13 comments on “Milwaukee official proposes tax hike that’s dead on arrival, stop even reading this, seriously

  1. I wonder if the 0.5% tax bump is a stalking horse for re-directing existing tourist taxes (hotels, rental cars, downtown bars & restaurants) to the new arena. I hope so.

  2. Why not a user tax on tickets, food & beverages sold at the new Arena. I call it… taxing the actual backers of a boondoggle.

  3. Tony: Because 1) there’s no way that would raise enough money, 2) it would effectively lower the concessions prices the Bucks could charge, and if they wanted to do that they could just skim money off the top of concessions and spend it on the arena themselves.

  4. I get more and more angry every time I read about the pending ripping off of me and other wisconsin tax payers. Does anyone know of sites that have sprung up to make it easy to email representatives about this issue.

  5. Tony, the arena took in $2.3M in ticket service charges in 2014 to cover upkeep. Not nearly enough to keep up, ’cause they pay $4.7 of $11.3M in product/service revenue to the Bucks, who don’t pay any rent or other fees.

    It’s no way to run a business, or even a charity. But it’s the “non-working” model…

    Matt, there’s a state gov site that lists all email addresses for state reps. For now, only a few officials are in on the deal making: Sen. Fitzgerald, Rep. Vos, County Exec Abele. Mayor Barrett, and their confidantes. You can write also find all city Common Council & MKE county supervisor emails online. I don’t know of any an organized opposition. But contacting officials can’t hurt.

  6. But what if not making a deal means the Bucks leave for Seattle? When the rubber hits the road, government entities tend to cave to keep their teams from leaving. Seattle is the only one in recent memory that said “no”, called the league’s bluff, and subsequently lost their team.

  7. And Minneapolis called its teams’ bluffs for a long time and didn’t lose them, as did Miami, etc. The Bucks are certainly a risk to go to Seattle, but it’s hardly 100% that they’ll leave without the perfect arena deal.
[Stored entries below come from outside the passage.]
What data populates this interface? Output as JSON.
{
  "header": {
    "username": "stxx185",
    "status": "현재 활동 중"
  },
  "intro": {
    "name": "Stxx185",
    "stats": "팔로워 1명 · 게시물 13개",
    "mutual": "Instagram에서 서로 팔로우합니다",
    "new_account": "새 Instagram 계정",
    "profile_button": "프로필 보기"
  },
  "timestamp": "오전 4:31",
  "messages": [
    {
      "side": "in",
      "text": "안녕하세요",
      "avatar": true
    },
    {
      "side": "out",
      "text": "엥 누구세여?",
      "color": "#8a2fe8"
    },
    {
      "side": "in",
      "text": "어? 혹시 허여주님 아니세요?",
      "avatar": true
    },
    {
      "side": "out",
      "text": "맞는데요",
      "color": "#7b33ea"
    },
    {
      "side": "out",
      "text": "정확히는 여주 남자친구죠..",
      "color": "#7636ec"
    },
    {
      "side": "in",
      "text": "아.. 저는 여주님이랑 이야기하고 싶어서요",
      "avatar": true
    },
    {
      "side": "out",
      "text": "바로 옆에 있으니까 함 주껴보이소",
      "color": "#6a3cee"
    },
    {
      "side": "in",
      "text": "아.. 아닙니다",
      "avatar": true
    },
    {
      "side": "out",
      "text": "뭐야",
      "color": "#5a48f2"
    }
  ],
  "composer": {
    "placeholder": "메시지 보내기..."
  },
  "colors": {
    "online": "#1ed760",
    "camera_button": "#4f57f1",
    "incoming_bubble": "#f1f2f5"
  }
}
    At the very least, it seems like someone in government should be saying something like: “Will you take $100 million? We can find $100 million — if you act now.”

  8. I think Milwaukee/WI will cave. The governor is running for president so he wants a deal. Lasry/Edens are huge democratic donors so Barrett will cave eventually.

  9. We’ll know we are at end stage when the “we need this to be a major league city” arguments begin to appear. Hmm, let’s see how did that work out for Detroit? Major league baseball, football, basketball, and hockey: but as we can see there they are. I fervently await the debut season of the Seattle Bucks.

  10. People forget that Milwaukee has proven it does not need to be a “major league city”. Studies have shown (cannot remember the names but they were two profs at UWM) that the “loss” of the Braves benefited the region economically and in terms of civic engagement. In a lesser sense they “lost” the Packers–well 3 games a year plus exhibition and were no worse off for it.